Oscars: Right movie…wrong actor


Jeff Bridges, left,  earned his seventh Academy Award nomination for his supporting performance in Hell or High Water, but should it have gone to his co-star Ben Foster?

The Academy did a nice job with its nominations in preparation for the 89th awards presentation Feb. 26. The Oscars have the African American representation it lacked over the past two years with Moonlight, Hidden Figures and Fences; Mel Gibson’s return to prominence and Meryl Streep … again. But if you look hard enough, there’s always room to nitpick.

This year’s head scratchers came in acting categories in battles between stars in the same movies. A few times I left the theater thinking ‘Wow, he/she will definitely get a nomination.’ Then the nominees came out, and they were left off the list while their co-stars gained the glory.

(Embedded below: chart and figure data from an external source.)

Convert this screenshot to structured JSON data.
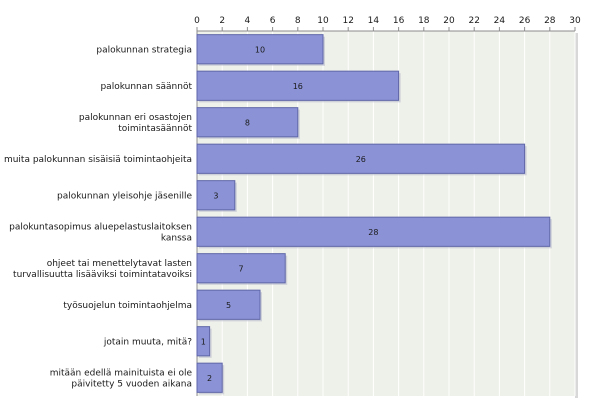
{
  "chart_data": {
    "type": "bar",
    "orientation": "horizontal",
    "categories": [
      "palokunnan strategia",
      "palokunnan säännöt",
      "palokunnan eri osastojen toimintasäännöt",
      "muita palokunnan sisäisiä toimintaohjeita",
      "palokunnan yleisohje jäsenille",
      "palokuntasopimus aluepelastuslaitoksen kanssa",
      "ohjeet tai menettelytavat lasten turvallisuutta lisääviksi toimintatavoiksi",
      "työsuojelun toimintaohjelma",
      "jotain muuta, mitä?",
      "mitään edellä mainituista ei ole päivitetty 5 vuoden aikana"
    ],
    "category_lines": [
      [
        "palokunnan strategia"
      ],
      [
        "palokunnan säännöt"
      ],
      [
        "palokunnan eri osastojen",
        "toimintasäännöt"
      ],
      [
        "muita palokunnan sisäisiä toimintaohjeita"
      ],
      [
        "palokunnan yleisohje jäsenille"
      ],
      [
        "palokuntasopimus aluepelastuslaitoksen",
        "kanssa"
      ],
      [
        "ohjeet tai menettelytavat lasten",
        "turvallisuutta lisääviksi toimintatavoiksi"
      ],
      [
        "työsuojelun toimintaohjelma"
      ],
      [
        "jotain muuta, mitä?"
      ],
      [
        "mitään edellä mainituista ei ole",
        "päivitetty 5 vuoden aikana"
      ]
    ],
    "values": [
      10,
      16,
      8,
      26,
      3,
      28,
      7,
      5,
      1,
      2
    ],
    "xlim": [
      0,
      30
    ],
    "xticks": [
      0,
      2,
      4,
      6,
      8,
      10,
      12,
      14,
      16,
      18,
      20,
      22,
      24,
      26,
      28,
      30
    ],
    "xaxis_position": "top",
    "grid": true,
    "title": "",
    "xlabel": "",
    "ylabel": "",
    "colors": {
      "bar_fill": "#8b93d6",
      "bar_stroke": "#5f66a8",
      "plot_bg": "#eef0ea",
      "grid": "#ffffff",
      "axis": "#8c8c8c"
    }
  }
}
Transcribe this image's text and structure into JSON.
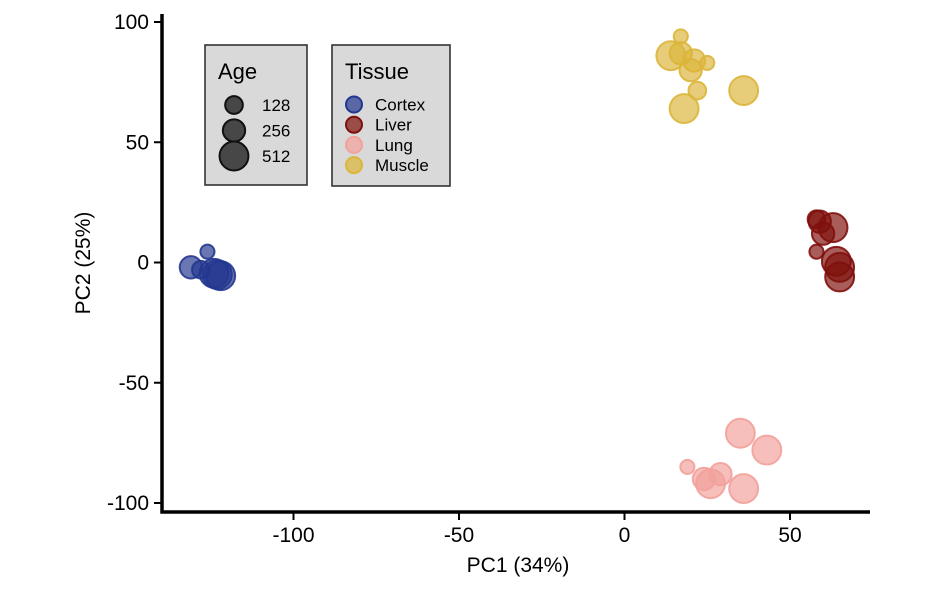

The most egregious mistake of this kind came during the 85th Academy Awards when Christoph Waltz earned not just a nomination, but the win for best supporting actor for his performance in Django Unchained. Waltz is a great actor, who put forth one of the greatest performances I’ve ever seen in Inglourious Basterds, but he was easily the third best actor in Django Unchained behind Leonardo DiCaprio and Samuel L. Jackson. DiCaprio has a scene where glass breaks in his hand for real and he continues the scene without missing a beat. But no nomination. No Academy Award. DiCaprio would later find out the lengths he needed to go to for his first win when he fought a bear and was stranded in the wilderness in The Revenant. The thing is … he should have already had a golden statue.

How does this happen? Let’s take a look at two of the Academy’s mistakes in 2017.

Jeff Bridges vs. Ben Foster — Hell or High Water

I never understood why people thought Ben Foster was a good actor. Then again, I had only seen him in movies where he didn’t have an opportunity to shine, such as X-Men: The Last Stand, Contraband and Warcraft: The Beginning. That all changed when I saw Hell or High Water. What a great performance as the crazy but loving brother who often went over the top during bank robberies. He gave the character depth by balancing the insanity with unconditional love for his brother. Foster put me on edge, while also making me worried about his fate. He feels like a real person, and he drives the movie as the most engaging character.

However, the Oscar nomination went to Jeff Bridges in the best supporting actor category. He had a great performance as a Texas Ranger trying to hunt down the bank-robbing brothers, portrayed by Foster and Chris Pine, but it was nothing new. He basically played Rooster Cogburn in True Grit again, which he earned a nomination for in 2011. I don’t have a complaint about the performance even though Bridges’ past roles influenced this one, but when stacked up against Foster in the same movie, the nominee is clear. Not sure how the Academy missed it.


Octavia Spencer, left, earned the second Oscar nomination of her career, beating out her co-star Janelle Monae in the best supporting actress category.

Octavia Spencer vs. Janelle Monae — Hidden Figures

Janelle Monae brought the personality to Hidden Figures, and shined brightest in a film that earned the Screen Actors Guild Award for best ensemble cast. Taraji P. Henson also had a great performance in the leading role, but Monae clearly stole the show. Her chemistry with her co-stars was on point, and she gave the movie a perfect change of pace from the main story. Her subplot worked because she made you care about her. I found Monae’s story much more engaging than Octavia Spencer’s because of what Monae brought to the table.

Spencer gave at most the third best performance in the film, but come Oscar night her name will be called alongside the other nominees for best supporting actress. There wasn’t much that pulled me in to her character. It was a good performance, but worthy of an Oscar nomination? Not a chance. At least I thought. It just seemed like she was there and not bringing the character to the next level. Not doing anything fancy. Just staying in the pocket. I love subtle acting, but there’s a difference between subtle and just playing a role in your wheelhouse. The difference is engagement. I’m not looking for flashy. I’m looking for real. Monae seemed real. Spencer seemed like a capable actress who played a necessary but unmemorable character.

I’m not trying to bash Spencer. I just feel Monae’s year deserves some recognition, as she also played a supporting role in the Oscar nominated Moonlight, where she served as a believable motherly figure. I could have believed the actors in the film were her real-life sons. And yes I said actors because what’s more incredible is two actors played the same character just different ages as the character grew up and she didn’t miss a beat. The chemistry was remarkable. But I digress.

THE BOTTOM LINE: I realize it’s hard to compare performances by actors or actresses in different movies across different genres, but there’s no excuse to miss something that’s staring you right in the face.